I'm also largely skeptical of the claim that Google is going to completely drop the ball here, but this is classic Innovator's Dilemma - sometimes a business can't effectively segment their existing customers enough to introduce a higher initial cost but ultimately better technology.
I think a Google Search Premium that cost $50/month would go over pretty poorly with Google's existing customer base (advertisers), but a startup can experiment with the business model with the right early adopters (e.g. Neeva).
Is the exact definition important? The point is, they developed a thing and integrated into their core product. BERT allows them to handle conversational queries much better than before.
I think it does, because LLMs allow things that LMs like BERT don't - like answering complex question on their own etc which is being discussed in the context of this thread.
All the existing social platforms could also implement ActivityPub and have it working in a week. Name any other organizations that are as well-positioned to make the Fediverse a reality.
They [don't] do it, because they have a business model. Same goes for Google. The problem for google is that apparently this other tool is already available, today, though the website is currently overloaded so I can't reach it.
But if that site starts working for me, later today, why would I ever ask Google anything again?
> All the existing social platforms could also implement ActivityPub and have it working in a week. Name any other organizations that are as well-positioned to make the Fediverse a reality.
That's not a good analogy. There are architectural reasons why AP/fediverse will never work, no matter how hard anyone tries. It is not business reasons that prevent, say, Facebook from adopting ActivityPub. They are prevented from adopting it by critical thinking.

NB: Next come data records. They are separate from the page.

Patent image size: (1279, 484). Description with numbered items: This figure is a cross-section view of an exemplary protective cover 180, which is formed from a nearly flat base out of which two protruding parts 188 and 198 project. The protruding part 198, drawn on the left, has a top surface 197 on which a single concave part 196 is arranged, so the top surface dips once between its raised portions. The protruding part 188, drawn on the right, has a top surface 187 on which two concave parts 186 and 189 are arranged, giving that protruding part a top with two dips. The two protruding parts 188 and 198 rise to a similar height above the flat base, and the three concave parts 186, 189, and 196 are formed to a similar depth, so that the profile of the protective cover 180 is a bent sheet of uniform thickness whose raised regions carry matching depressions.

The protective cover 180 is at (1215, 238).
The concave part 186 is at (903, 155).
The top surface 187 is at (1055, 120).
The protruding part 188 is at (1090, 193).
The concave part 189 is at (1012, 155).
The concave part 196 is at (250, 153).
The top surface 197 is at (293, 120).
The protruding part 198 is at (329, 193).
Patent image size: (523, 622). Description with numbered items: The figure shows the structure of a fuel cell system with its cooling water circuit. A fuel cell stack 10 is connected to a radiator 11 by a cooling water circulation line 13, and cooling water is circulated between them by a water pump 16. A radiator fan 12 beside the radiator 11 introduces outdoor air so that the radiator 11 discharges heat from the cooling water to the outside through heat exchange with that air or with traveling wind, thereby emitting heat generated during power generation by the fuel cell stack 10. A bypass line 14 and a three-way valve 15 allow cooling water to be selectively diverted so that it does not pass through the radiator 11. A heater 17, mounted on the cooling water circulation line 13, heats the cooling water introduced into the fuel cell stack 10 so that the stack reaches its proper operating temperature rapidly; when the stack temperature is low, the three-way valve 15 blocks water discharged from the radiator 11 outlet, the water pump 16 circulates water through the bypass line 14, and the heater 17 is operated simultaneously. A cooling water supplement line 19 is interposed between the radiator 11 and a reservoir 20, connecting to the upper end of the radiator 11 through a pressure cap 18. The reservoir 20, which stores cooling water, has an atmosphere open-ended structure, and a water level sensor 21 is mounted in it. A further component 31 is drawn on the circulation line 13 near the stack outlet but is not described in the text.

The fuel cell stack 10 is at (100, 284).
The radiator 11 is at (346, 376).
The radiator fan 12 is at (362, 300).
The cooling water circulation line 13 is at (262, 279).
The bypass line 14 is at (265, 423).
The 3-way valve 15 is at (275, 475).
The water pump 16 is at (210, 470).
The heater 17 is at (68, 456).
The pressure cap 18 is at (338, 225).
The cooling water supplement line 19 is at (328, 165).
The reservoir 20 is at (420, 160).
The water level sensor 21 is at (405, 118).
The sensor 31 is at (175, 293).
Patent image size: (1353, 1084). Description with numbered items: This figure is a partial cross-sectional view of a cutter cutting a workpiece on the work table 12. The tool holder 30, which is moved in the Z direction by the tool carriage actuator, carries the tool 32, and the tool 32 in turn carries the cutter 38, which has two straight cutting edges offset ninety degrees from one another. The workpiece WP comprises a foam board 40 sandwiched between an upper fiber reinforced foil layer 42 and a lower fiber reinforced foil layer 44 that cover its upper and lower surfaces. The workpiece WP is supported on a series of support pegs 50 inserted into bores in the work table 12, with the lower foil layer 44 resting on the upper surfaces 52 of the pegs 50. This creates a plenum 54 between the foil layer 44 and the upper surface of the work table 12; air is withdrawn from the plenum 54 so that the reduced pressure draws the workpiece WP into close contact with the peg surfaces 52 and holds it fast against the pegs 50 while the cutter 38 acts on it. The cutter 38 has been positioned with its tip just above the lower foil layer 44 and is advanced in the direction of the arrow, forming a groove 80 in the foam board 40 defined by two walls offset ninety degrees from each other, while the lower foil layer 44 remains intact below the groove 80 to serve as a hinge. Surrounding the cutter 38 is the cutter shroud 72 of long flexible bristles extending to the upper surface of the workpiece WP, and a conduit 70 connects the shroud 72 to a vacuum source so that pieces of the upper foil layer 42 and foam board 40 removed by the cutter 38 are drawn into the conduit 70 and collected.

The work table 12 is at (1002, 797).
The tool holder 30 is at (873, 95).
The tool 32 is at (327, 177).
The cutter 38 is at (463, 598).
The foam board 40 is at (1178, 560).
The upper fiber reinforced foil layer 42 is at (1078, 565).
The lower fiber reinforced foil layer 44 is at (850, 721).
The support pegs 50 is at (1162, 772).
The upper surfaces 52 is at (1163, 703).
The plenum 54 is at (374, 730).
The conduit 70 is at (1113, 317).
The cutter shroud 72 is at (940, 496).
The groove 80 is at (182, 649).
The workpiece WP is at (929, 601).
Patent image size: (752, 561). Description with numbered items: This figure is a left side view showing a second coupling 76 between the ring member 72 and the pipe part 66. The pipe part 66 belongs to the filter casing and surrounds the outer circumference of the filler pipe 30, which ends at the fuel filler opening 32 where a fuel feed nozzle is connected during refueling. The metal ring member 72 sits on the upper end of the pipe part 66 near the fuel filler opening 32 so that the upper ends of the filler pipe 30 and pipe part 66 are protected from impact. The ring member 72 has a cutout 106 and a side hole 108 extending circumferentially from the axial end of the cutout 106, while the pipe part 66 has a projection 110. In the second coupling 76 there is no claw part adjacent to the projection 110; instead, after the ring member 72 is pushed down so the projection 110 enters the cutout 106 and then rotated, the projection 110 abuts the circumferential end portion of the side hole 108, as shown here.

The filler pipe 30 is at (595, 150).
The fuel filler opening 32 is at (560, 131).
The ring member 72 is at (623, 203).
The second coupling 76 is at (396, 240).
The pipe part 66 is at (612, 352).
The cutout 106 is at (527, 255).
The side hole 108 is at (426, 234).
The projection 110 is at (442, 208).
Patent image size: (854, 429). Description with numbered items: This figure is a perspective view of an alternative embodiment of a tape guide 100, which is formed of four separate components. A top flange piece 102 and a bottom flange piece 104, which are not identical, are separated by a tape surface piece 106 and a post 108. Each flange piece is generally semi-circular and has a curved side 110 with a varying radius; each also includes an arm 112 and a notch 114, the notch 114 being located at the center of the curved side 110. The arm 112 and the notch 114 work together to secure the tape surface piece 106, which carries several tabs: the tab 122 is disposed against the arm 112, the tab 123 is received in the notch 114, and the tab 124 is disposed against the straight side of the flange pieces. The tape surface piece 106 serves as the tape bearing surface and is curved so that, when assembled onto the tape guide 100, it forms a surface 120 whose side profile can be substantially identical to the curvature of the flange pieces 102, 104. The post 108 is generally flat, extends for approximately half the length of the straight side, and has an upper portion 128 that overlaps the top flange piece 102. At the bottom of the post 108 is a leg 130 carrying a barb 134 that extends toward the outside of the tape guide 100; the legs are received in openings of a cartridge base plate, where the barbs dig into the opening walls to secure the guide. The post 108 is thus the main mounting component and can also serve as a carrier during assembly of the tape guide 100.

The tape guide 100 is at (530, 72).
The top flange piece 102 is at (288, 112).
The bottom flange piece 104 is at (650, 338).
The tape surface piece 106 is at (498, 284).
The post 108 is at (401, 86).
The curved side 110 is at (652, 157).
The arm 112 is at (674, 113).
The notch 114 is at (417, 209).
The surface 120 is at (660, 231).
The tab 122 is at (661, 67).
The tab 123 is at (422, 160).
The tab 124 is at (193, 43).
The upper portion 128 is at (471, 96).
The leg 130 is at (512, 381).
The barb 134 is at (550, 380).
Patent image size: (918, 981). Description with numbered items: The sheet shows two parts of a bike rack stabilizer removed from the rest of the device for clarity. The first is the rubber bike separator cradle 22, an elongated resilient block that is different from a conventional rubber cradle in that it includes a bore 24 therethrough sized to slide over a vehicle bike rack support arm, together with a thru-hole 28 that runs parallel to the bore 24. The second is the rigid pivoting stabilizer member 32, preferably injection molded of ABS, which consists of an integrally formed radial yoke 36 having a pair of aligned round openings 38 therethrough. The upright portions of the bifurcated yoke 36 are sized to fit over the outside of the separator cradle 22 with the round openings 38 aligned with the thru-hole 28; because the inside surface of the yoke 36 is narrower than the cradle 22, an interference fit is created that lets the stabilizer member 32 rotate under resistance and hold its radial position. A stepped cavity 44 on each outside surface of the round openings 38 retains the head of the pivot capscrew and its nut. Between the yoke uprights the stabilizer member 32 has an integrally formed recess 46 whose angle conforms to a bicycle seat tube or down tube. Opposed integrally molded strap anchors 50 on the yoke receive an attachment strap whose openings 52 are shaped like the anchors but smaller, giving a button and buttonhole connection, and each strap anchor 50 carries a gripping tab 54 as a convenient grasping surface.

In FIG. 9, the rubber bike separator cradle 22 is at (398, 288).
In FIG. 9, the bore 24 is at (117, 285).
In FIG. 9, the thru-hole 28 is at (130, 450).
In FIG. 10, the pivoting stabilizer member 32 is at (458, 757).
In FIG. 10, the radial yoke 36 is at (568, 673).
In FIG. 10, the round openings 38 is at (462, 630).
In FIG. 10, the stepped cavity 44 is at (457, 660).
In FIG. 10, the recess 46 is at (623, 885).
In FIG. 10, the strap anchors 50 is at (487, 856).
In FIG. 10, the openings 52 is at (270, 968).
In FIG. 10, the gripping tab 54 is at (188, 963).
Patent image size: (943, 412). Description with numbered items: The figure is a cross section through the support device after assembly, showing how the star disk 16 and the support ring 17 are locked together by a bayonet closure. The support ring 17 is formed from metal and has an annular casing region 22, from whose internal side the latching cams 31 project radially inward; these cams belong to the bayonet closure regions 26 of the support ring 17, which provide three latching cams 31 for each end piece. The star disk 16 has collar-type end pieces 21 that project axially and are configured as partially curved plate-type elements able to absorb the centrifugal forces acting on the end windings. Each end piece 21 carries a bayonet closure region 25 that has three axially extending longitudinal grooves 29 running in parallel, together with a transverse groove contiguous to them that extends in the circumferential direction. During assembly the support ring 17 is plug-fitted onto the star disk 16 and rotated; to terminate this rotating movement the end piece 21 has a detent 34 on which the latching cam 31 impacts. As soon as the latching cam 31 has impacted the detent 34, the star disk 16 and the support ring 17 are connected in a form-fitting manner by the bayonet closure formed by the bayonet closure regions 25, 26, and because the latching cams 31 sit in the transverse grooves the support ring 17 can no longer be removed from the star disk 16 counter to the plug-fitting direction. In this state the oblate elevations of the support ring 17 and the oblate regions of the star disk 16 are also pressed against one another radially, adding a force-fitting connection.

Back in the 90s, when mcdonalds.com was owned by some yokel who thought to register it before anyone else, I used to say that they couldn't do capitalism on the internet, and look, they pulled it off! We only had to throw every shred of social cohesion out to make it happen, but hey, the attention economy is in full swing!
Rubbish, lad. These platforms manage accounts in their millions within the garden every day, and you're telling me that they can't manage to open up a hole in the API to let someone add and read posts that way, rather than through their sadistic web interfaces? After everything they've already done?
More to the point, ActivityPub is just the current popular prototype, the Bitcoin if you will, of the federated social space. We'll get it sorted just fine.